If anyone knows me personally, you know that G-Eazy is no light subject matter in my world. I’ve been a huge fan of his for years, even to the point I carried around a mini cardboard cutout of him at a date function in college. I’m well aware his career has been highly controversial and many people stand against him, but it doesn’t stop my admiration. One thing that’s always kept me looking up to him is his self-assured attitude. Whether it’s on Instagram or live in concert, he knows he worked hard to get to where he is and is confident in what he does. It may be the black leather jackets, stern face, or sculpted hair, but whatever it is, he knows what he’s doing.

I had the opportunity to attend and photograph his show in Tampa, and I could hardly contain my emotions standing in the photo pit. I had never photographed such a large show, and I was kind of sweating over the fact that Gerald would be standing just a few feet from me. On 9:25 PM on the dot, the lights cut and the stage lit up. As the crowd went wild, G-Eazy slowly walked out from a cloud of smoke. The heavy beat dropped, and it was almost a blur from there. One thing I did notice was he kept a bottle of Stillhouse Black Bourbon in his back pocket the entire performance. (Fun fact: G-Eazy himself started the Stillhouse whiskey and bourbon line.)

The concert was a heavy, yet perfectly calculated, mixture of dramatic lighting, background graphics, beats, theatrical props, and even a performance from Halsey herself for the single “Him & I.” The night had a solemn weight sitting on it despite all of the fun. The Tampa show took place hours after Mac Miller had been pronounced dead. G-Eazy and Mac were close, and you could see the pain on his eyes as he performed. He performed his song, “Everything Will Be OK,” for Mac, a song he hadn’t played in years. There were times I didn’t think he would finish the performance, but he would take a deep breath and continue on.

By the end of the night, everyone left with a bittersweet feeling. As he walked off stage after playing his classic single “No Limit,” a picture of Mac went up on the big screens and the lights shut off. The show was over, and I could almost feel G-Eazy’s pain in the amphitheatre.
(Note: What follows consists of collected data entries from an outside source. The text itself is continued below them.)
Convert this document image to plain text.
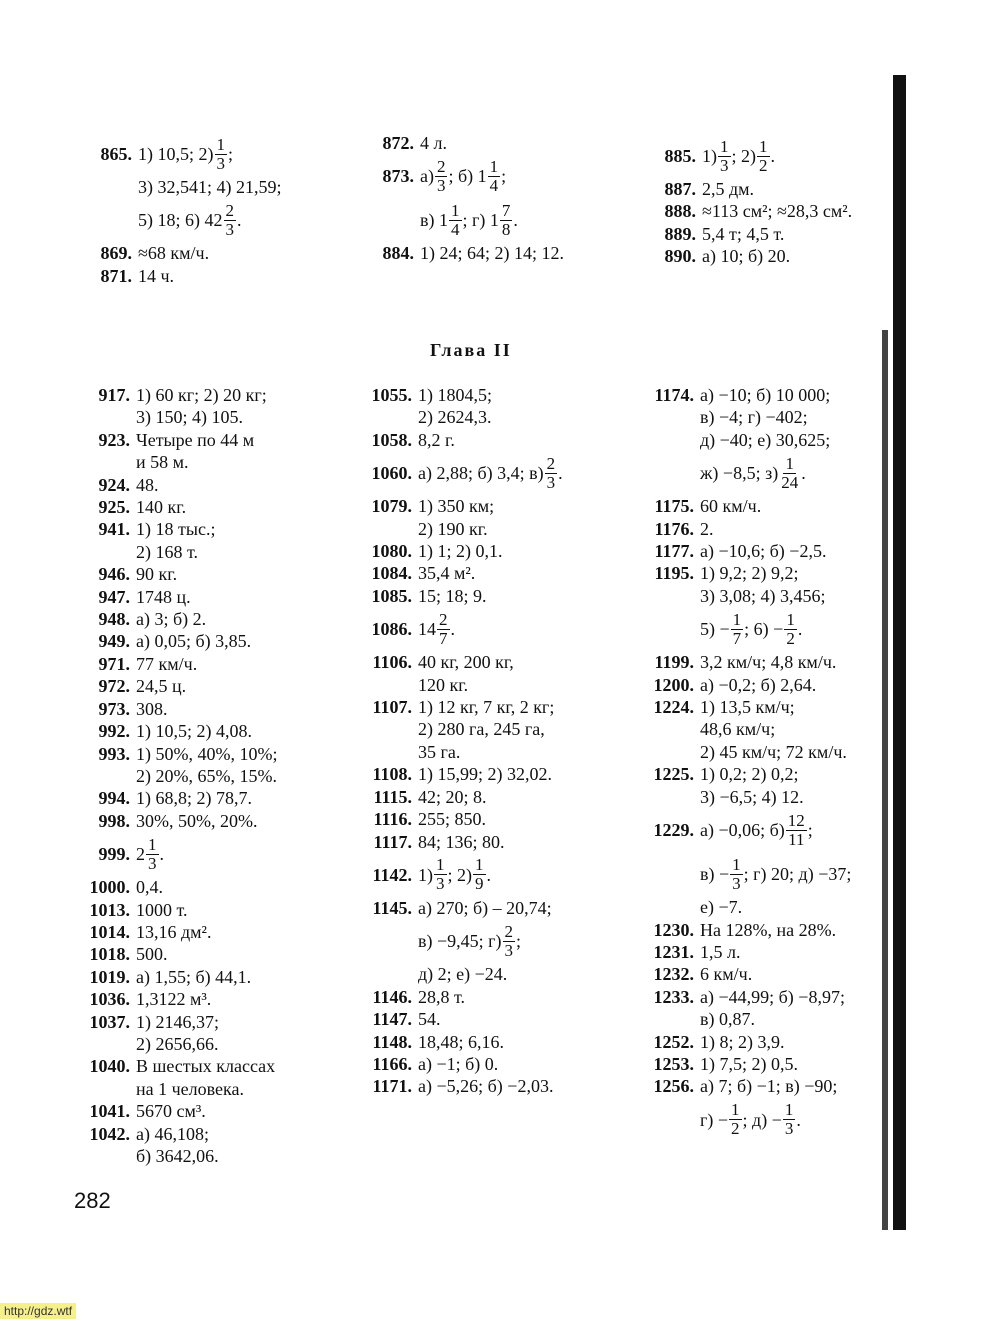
865. 1) 10,5; $2) \frac{1}{3}$ ;
3) 32,541; 4) 21,59;
5) 18; 6) $42 \frac{2}{3}$ .
869. ≈68 км/ч.
871. 14 ч.
872. 4 л.
873. $а) \frac{2}{3}$ ; б) $1 \frac{1}{4}$ ;
в) $1 \frac{1}{4}$ ; г) $1 \frac{7}{8}$ .
884. 1) 24; 64; 2) 14; 12.
885. $1) \frac{1}{3}$ ; $2) \frac{1}{2}$ .
887. 2,5 дм.
888. ≈113 см²; ≈28,3 см².
889. 5,4 т; 4,5 т.
890. а) 10; б) 20.
Глава II
917. 1) 60 кг; 2) 20 кг;
3) 150; 4) 105.
923. Четыре по 44 м
и 58 м.
924. 48.
925. 140 кг.
941. 1) 18 тыс.;
2) 168 т.
946. 90 кг.
947. 1748 ц.
948. а) 3; б) 2.
949. а) 0,05; б) 3,85.
971. 77 км/ч.
972. 24,5 ц.
973. 308.
992. 1) 10,5; 2) 4,08.
993. 1) 50%, 40%, 10%;
2) 20%, 65%, 15%.
994. 1) 68,8; 2) 78,7.
998. 30%, 50%, 20%.
999. $2 \frac{1}{3}$ .
1000. 0,4.
1013. 1000 т.
1014. 13,16 дм².
1018. 500.
1019. а) 1,55; б) 44,1.
1036. 1,3122 м³.
1037. 1) 2146,37;
2) 2656,66.
1040. В шестых классах
на 1 человека.
1041. 5670 см³.
1042. а) 46,108;
б) 3642,06.
1055. 1) 1804,5;
2) 2624,3.
1058. 8,2 г.
1060. а) 2,88; б) 3,4; $в) \frac{2}{3}$ .
1079. 1) 350 км;
2) 190 кг.
1080. 1) 1; 2) 0,1.
1084. 35,4 м².
1085. 15; 18; 9.
1086. $14 \frac{2}{7}$ .
1106. 40 кг, 200 кг,
120 кг.
1107. 1) 12 кг, 7 кг, 2 кг;
2) 280 га, 245 га,
35 га.
1108. 1) 15,99; 2) 32,02.
1115. 42; 20; 8.
1116. 255; 850.
1117. 84; 136; 80.
1142. $1) \frac{1}{3}$ ; $2) \frac{1}{9}$ .
1145. а) 270; б) – 20,74;
в) −9,45; $г) \frac{2}{3}$ ;
д) 2; е) −24.
1146. 28,8 т.
1147. 54.
1148. 18,48; 6,16.
1166. а) −1; б) 0.
1171. а) −5,26; б) −2,03.
1174. а) −10; б) 10 000;
в) −4; г) −402;
д) −40; е) 30,625;
ж) −8,5; $з) \frac{1}{24}$ .
1175. 60 км/ч.
1176. 2.
1177. а) −10,6; б) −2,5.
1195. 1) 9,2; 2) 9,2;
3) 3,08; 4) 3,456;
$5) - \frac{1}{7}$ ; $6) - \frac{1}{2}$ .
1199. 3,2 км/ч; 4,8 км/ч.
1200. а) −0,2; б) 2,64.
1224. 1) 13,5 км/ч;
48,6 км/ч;
2) 45 км/ч; 72 км/ч.
1225. 1) 0,2; 2) 0,2;
3) −6,5; 4) 12.
1229. а) −0,06; $б) \frac{12}{11}$ ;
$в) - \frac{1}{3}$ ; г) 20; д) −37;
е) −7.
1230. На 128%, на 28%.
1231. 1,5 л.
1232. 6 км/ч.
1233. а) −44,99; б) −8,97;
в) 0,87.
1252. 1) 8; 2) 3,9.
1253. 1) 7,5; 2) 0,5.
1256. а) 7; б) −1; в) −90;
$г) - \frac{1}{2}$ ; $д) - \frac{1}{3}$ .
282
http://gdz.wtf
Despite the hurt, G-Eazy put on one of the best and most hype shows I’ve been to in a while. There was a good balance of singles from all of his albums, upbeat songs, and even a few slower songs for the ladies. Over the course of the summer, he raised thousands of dollars for the kids in The Bay through the Endless Summer Fund and promoted his Stillhouse whiskey line. It wasn’t just a concert—he really created a whole experience for everyone attending. Mac would’ve been proud.